Why You'll Love This
Frayn traps a man who consumes everything and everyone around him inside a single night where he finally can't escape himself.
- Great if you want: a psychological portrait of ambition, appetite, and self-evasion
- The experience: claustrophobic and mounting — the trade fair setting tightens like a vice
- The writing: Frayn dissects his protagonist with surgical precision and dark irony
- Skip if: you need a likable lead — Garrard is deliberately difficult to warm to
About This Book
At the center of Make and Break is John Garrard, a driven, restless manufacturer who moves through the world like a machine set to consume it. Successful by every measurable standard, he devours people's beliefs, desires, and inner lives with the same efficiency he applies to business—always curious, never quite present. Set against the compressed chaos of a German trade fair, the novel asks what happens when a man who has spent his life turning outward is finally forced to look in. The stakes are quiet but unsettling: not death or ruin, but the possibility of genuine self-reckoning.

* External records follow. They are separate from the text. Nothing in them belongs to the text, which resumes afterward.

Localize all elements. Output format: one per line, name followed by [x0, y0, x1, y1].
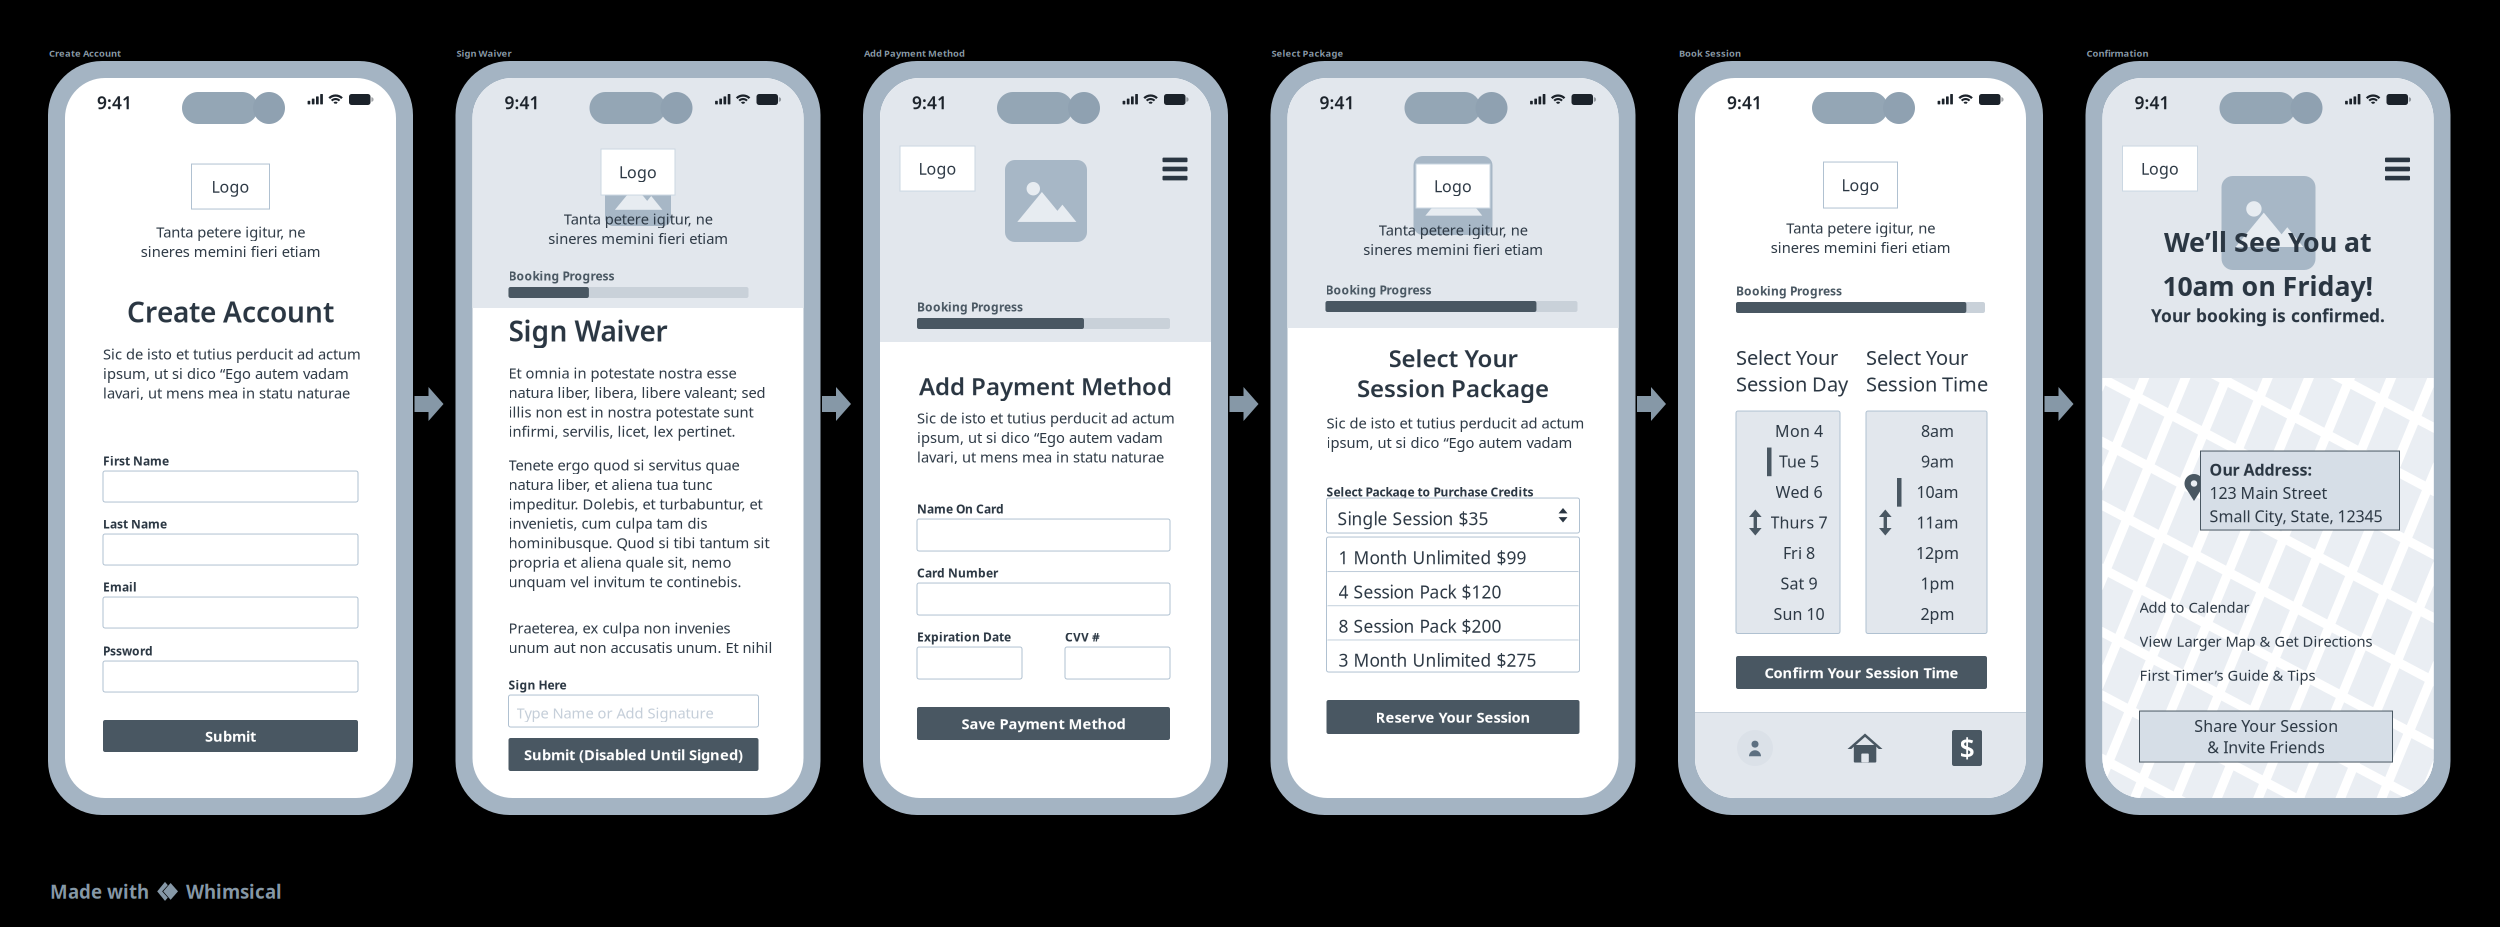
staticText: Add to Calendar [2140, 597, 2250, 617]
button[interactable]: 3 Month Unlimited $275 [1328, 641, 1578, 674]
staticText: 1 Month Unlimited $99 [1338, 546, 1526, 569]
button[interactable]: Share Your Session & Invite Friends [2140, 711, 2392, 762]
button[interactable] [917, 519, 1170, 551]
staticText: 8am [1921, 420, 1954, 441]
staticText: Booking Progress [1326, 282, 1432, 298]
staticText: 8 Session Pack $200 [1338, 614, 1502, 637]
staticText: Sat 9 [1780, 573, 1818, 594]
button[interactable]: Save Payment Method [917, 707, 1170, 740]
staticText: Logo [2141, 158, 2179, 179]
staticText: 123 Main Street [2210, 482, 2328, 503]
button[interactable]: 8 Session Pack $200 [1328, 606, 1578, 640]
staticText: Made with [50, 879, 149, 904]
staticText: 3 Month Unlimited $275 [1338, 649, 1536, 672]
button[interactable]: Menu [1154, 148, 1196, 190]
button[interactable]: Submit (Disabled Until Signed) [508, 738, 758, 771]
staticText: Single Session $35 [1338, 507, 1488, 530]
button[interactable]: Add to Calendar [2140, 596, 2402, 618]
staticText: Our Address: [2210, 459, 2312, 480]
button[interactable]: Confirm Your Session Time [1736, 656, 1987, 689]
staticText: Create Account [49, 47, 121, 59]
button[interactable]: Submit [103, 720, 358, 752]
staticText: 9:41 [912, 91, 947, 114]
staticText: 9:41 [2134, 91, 2170, 114]
staticText: Card Number [917, 565, 998, 581]
staticText: 9:41 [504, 91, 540, 114]
button[interactable]: View Larger Map & Get Directions [2140, 630, 2402, 652]
button[interactable]: Reserve Your Session [1326, 700, 1580, 734]
staticText: Sic de isto et tutius perducit ad actum … [917, 408, 1175, 466]
staticText: Thurs 7 [1770, 512, 1828, 533]
staticText: Select Package to Purchase Credits [1326, 484, 1534, 500]
staticText: Small City, State, 12345 [2210, 506, 2382, 527]
staticText: Tue 5 [1779, 451, 1819, 472]
staticText: Sign Waiver [508, 312, 668, 349]
staticText: First Name [103, 453, 169, 469]
staticText: Session Package [1357, 372, 1549, 404]
button[interactable] [1065, 647, 1170, 679]
staticText: Confirmation [2086, 47, 2148, 59]
staticText: Add Payment Method [919, 370, 1172, 402]
staticText: Fri 8 [1783, 542, 1815, 563]
staticText: Book Session [1679, 47, 1741, 59]
staticText: Sign Here [508, 677, 566, 693]
staticText: Tanta petere igitur, ne sineres memini f… [1363, 220, 1543, 259]
staticText: Logo [619, 161, 657, 183]
button[interactable]: Profile [1729, 722, 1781, 774]
staticText: 11am [1916, 512, 1958, 533]
button[interactable] [917, 647, 1022, 679]
staticText: Submit [205, 726, 256, 746]
staticText: Whimsical [186, 879, 282, 904]
button[interactable]: Payments [1941, 722, 1993, 774]
staticText: Email [103, 579, 137, 595]
staticText: Praeterea, ex culpa non invenies unum au… [508, 618, 772, 657]
staticText: Et omnia in potestate nostra esse natura… [508, 363, 766, 441]
staticText: Booking Progress [1736, 283, 1842, 299]
staticText: Tenete ergo quod si servitus quae natura… [508, 455, 770, 591]
staticText: Logo [1434, 175, 1472, 197]
button[interactable]: 1 Month Unlimited $99 [1328, 538, 1578, 571]
staticText: Select Your Session Time [1866, 344, 1988, 397]
staticText: 9am [1921, 451, 1954, 472]
button[interactable]: Single Session $35 [1326, 498, 1580, 533]
staticText: Sic de isto et tutius perducit ad actum … [1326, 413, 1584, 452]
staticText: 9:41 [1727, 91, 1762, 114]
staticText: 4 Session Pack $120 [1338, 580, 1502, 603]
staticText: Wed 6 [1776, 481, 1822, 502]
staticText: Select Your Session Day [1736, 344, 1848, 397]
staticText: Logo [1842, 174, 1880, 196]
button[interactable] [917, 583, 1170, 615]
staticText: 10am [1916, 481, 1958, 502]
staticText: Sun 10 [1774, 603, 1824, 624]
button[interactable]: Type Name or Add Signature [508, 695, 758, 727]
staticText: $ [1960, 730, 1974, 766]
staticText: Your booking is confirmed. [2151, 304, 2385, 327]
button[interactable] [103, 534, 358, 565]
button[interactable] [103, 471, 358, 502]
staticText: Pssword [103, 643, 153, 659]
button[interactable]: Menu [2376, 148, 2418, 190]
staticText: View Larger Map & Get Directions [2140, 631, 2372, 651]
staticText: Select Your [1388, 342, 1518, 374]
button[interactable] [103, 661, 358, 692]
staticText: Tanta petere igitur, ne sineres memini f… [140, 222, 320, 261]
staticText: Last Name [103, 516, 167, 532]
staticText: Add Payment Method [864, 47, 965, 59]
staticText: Confirm Your Session Time [1764, 663, 1958, 682]
staticText: Save Payment Method [962, 714, 1126, 733]
staticText: Select Package [1272, 47, 1344, 59]
staticText: Tanta petere igitur, ne sineres memini f… [1770, 218, 1950, 257]
button[interactable]: First Timer’s Guide & Tips [2140, 664, 2402, 686]
staticText: Reserve Your Session [1376, 707, 1530, 727]
button[interactable]: 4 Session Pack $120 [1328, 572, 1578, 605]
button[interactable] [103, 597, 358, 628]
staticText: 9:41 [1320, 91, 1354, 114]
staticText: Booking Progress [508, 268, 614, 284]
staticText: Submit (Disabled Until Signed) [524, 745, 743, 764]
staticText: Mon 4 [1775, 420, 1823, 441]
staticText: Logo [918, 158, 956, 179]
staticText: We’ll See You at [2164, 224, 2372, 259]
staticText: 10am on Friday! [2162, 268, 2374, 303]
button[interactable]: Home [1839, 722, 1891, 774]
staticText: Logo [212, 176, 250, 197]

Frayn writes with the surgical precision and dark wit you'd expect from the author of Noises Off and Copenhagen, and that sensibility shapes every page here. The trade fair setting is inspired—its manufactured urgency and transactional human contact serving as the perfect mirror for Garrard's own psychology. The prose is taut and observational, the characterization economical without being cold. Frayn trusts readers to sit with ambiguity, and the result is a novel that lingers in ways its compact length suggests it shouldn't.